Who haven’t the pluck to try.
Berton Braley (1882–1966) was an American poet.
Can’t is the worst word that’s written or spoken;
Doing more harm here than slander and lies;
On it is many a strong spirit broken,
And with it many a good purpose dies.
It springs from the lips of the thoughtless each morning
And robs us of courage we need through the day:
It rings in our ears like a timely-sent warning
And laughs when we falter and fall by the way.
Can’t is the father of feeble endeavor,
The parent of terror and half-hearted work;
It weakens the efforts of artisans clever,
And makes of the toiler an indolent shirk.
It poisons the soul of the man with a vision,
It stifles in infancy many a plan;
It greets honest toiling with open derision
And mocks at the hopes and the dreams of a man.
Can’t is a word none should speak without blushing;
To utter it should be a symbol of shame;
Ambition and courage it daily is crushing;
It blights a man’s purpose and shortens his aim.
Despise it with all of your hatred of error;
Refuse it the lodgment it seeks in your brain;
Arm against it as a creature of terror,
And all that you dream of you some day shall gain.
Can’t is the word that is foe to ambition,
An enemy ambushed to shatter your will;
Its prey is forever the man with a mission
And bows but to courage and patience and skill.
Hate it, with hatred that’s deep and undying,
For once it is welcomed ’twill break any man;
Whatever the goal you are seeking, keep trying
And answer this demon by saying: “I can.”

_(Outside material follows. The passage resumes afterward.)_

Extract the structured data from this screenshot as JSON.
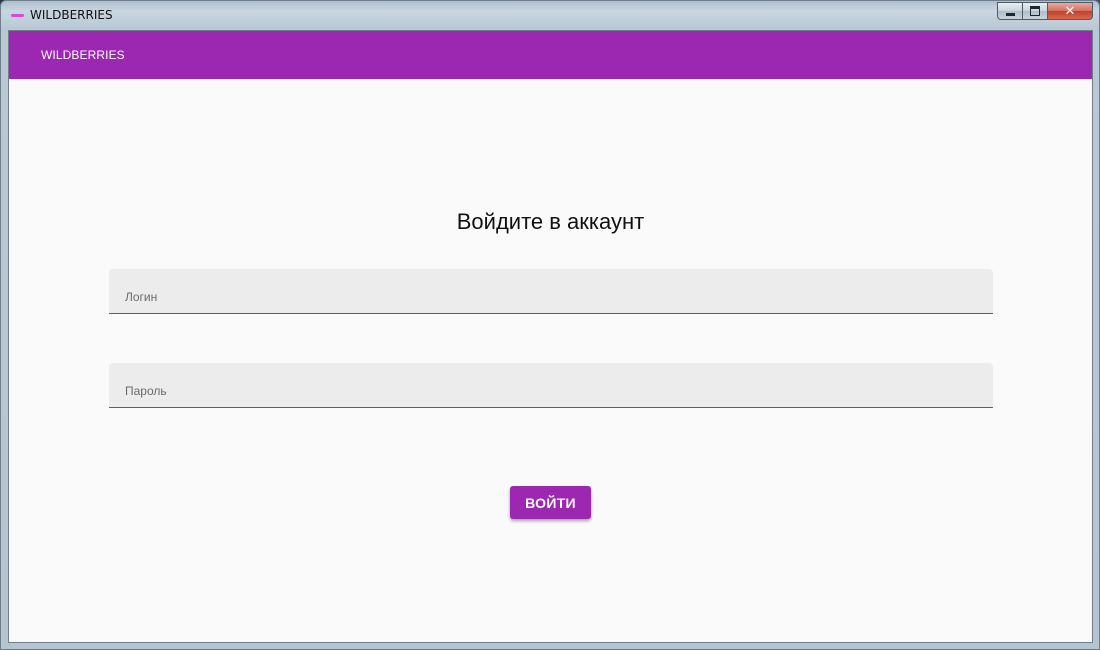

Edgar Albert Guest (1881–1959) was an English-born American poet.
Doors of Daring
Henry Van Dyke
The mountains that enfold the vale
With walls of granite, steep and high,
Invite the fearless foot to scale
Their stairway toward the sky.
The restless, deep, dividing sea
That flows and foams from shore to shore,
Calls to its sunburned chivalry,
“Push out, set sail, explore!”
And all the bars at which we fret,
That seem to prison and control,
Are but the doors of daring, set
Ajar before the soul.
Say not, “Too poor,” but freely give;
Sigh not, “Too weak,” but boldly try,
You never can begin to live
Until you dare to die.
Henry Van Dyke (1852–1933) was an American author, educator, and clergyman.